How many faces does the resulting polyhedron have?

I visualized the solution Nick provided:

(I found it because it had used this arrangement to build boats models with a magnet game)


Recall that the regular tetrahedron is self-dual: it is its own dual polyhedron, thus for a regular tetrahedron of edge length 2, consider its compound with its own dual such that both tetrahedra share the same circumradius. The resulting compound is known as the stella octangula. The intersection of the two tetrahedra (i.e., the region of space common to both) is a regular octahedron of edge length 1, and half of this octahedron as bisected by a plane perpendicular to a fourfold axis, forms the aforementioned square pyramid. This pyramid, upon which a smaller regular tetrahedron of edge length 1 is attached, is the figure of interest. But from this description, it becomes immediately obvious that two of the three faces of the small tetrahedron are coplanar with two of the triangular faces of the square pyramid, thus there are only 5 distinct faces to this polyhedron.

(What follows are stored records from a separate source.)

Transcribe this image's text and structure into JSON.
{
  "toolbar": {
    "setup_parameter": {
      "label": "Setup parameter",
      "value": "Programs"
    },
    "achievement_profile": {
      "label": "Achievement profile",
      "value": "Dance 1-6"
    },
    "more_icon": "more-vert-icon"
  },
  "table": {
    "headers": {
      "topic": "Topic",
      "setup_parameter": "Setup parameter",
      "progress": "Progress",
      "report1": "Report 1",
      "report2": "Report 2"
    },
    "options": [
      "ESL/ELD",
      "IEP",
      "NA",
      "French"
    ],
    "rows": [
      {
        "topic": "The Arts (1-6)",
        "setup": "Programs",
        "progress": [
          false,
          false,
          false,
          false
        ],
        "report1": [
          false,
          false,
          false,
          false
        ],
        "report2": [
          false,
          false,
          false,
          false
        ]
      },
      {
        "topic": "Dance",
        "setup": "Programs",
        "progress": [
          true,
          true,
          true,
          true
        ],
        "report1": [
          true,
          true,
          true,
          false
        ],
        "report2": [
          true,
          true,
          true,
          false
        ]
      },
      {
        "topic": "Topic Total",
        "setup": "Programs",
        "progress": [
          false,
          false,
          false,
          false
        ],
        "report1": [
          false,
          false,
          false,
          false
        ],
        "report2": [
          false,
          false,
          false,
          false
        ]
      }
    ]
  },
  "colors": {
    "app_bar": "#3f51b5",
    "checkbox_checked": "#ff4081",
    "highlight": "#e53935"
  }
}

Explanatory figure taken from the MathWorld link above:

enter image description here

Here we see that the coplanarity is evident.


Let $ABCD$ be the base square of the pyramid, $S$ its tip, and $M$ the midpoint of $BS$. The segment $BS$ is a hinge connecting two equilateral triangles; therefore the plane of the triangle $\triangle:=AMC$ intersects $BS$ orthogonally. It follows that the angle $\alpha:=\angle(AMC)$ is the angle between two adjacent walls of the pyramid. Using the cosine theorem one obtains $$\cos\alpha={{3\over4}+{3\over4}-2\over 2\cdot {\sqrt{3}\over2}\cdot{\sqrt{3}\over2}}=-{1\over3}\ .$$ The angle $\beta$ between two faces of the tetrahedron is the angle at the tip of an isosceles triangle with sides ${\sqrt{3}\over2}$, ${\sqrt{3}\over2}$, and $1$; so $$\cos\beta={{3\over4}+{3\over4}-1\over 2\cdot {\sqrt{3}\over2}\cdot{\sqrt{3}\over2}}={1\over3}\ .$$ It follows that $\alpha+\beta=\pi$. Therefore the resulting solid does not have $5+4-2=7$ faces, as expected, but only $5$ of them: the base square and one triangular side wall of the pyramid, two rhombi composed of a side wall of the pyramid and a facet of the tetrahedron, and one facet of the tetrahedron.


One way to think about this problem is as follows:

  1. In your mind, take 2 pyramids, and place them together on a flat surface, square side down, with the edges touching. Note that each of their 2 adjacent sides are parallel to the equivalent sides on the other pyramid, and are in the same plane.

  2. Draw a line between the tips.

  3. Think of the length of that line. It covers half of the square base of each pyramid, thus it is equal to the square base.

  4. The shape formed from this line and the closest side of each pyramid is the tetrahedron described (the other 3 dimensions are defined by the triangular sides of the pyramids, which are also equal to the square base). The two added sides are in the same plane as those of both pyramids, forming a single shape with 6 sides.

  5. Now take off one of the pyramids. It's two sides are now replaced with the 1 side where it was connected to the tetrahedron. Thus, 5 sides.


I believe that it would be the number of faces of the tetrahedron ($4$), plus the number of faces of the pyramid ($5$), minus the two faces that got glued together since they will not be on the outside surface of the resulting polyhedron, so $7$ faces total.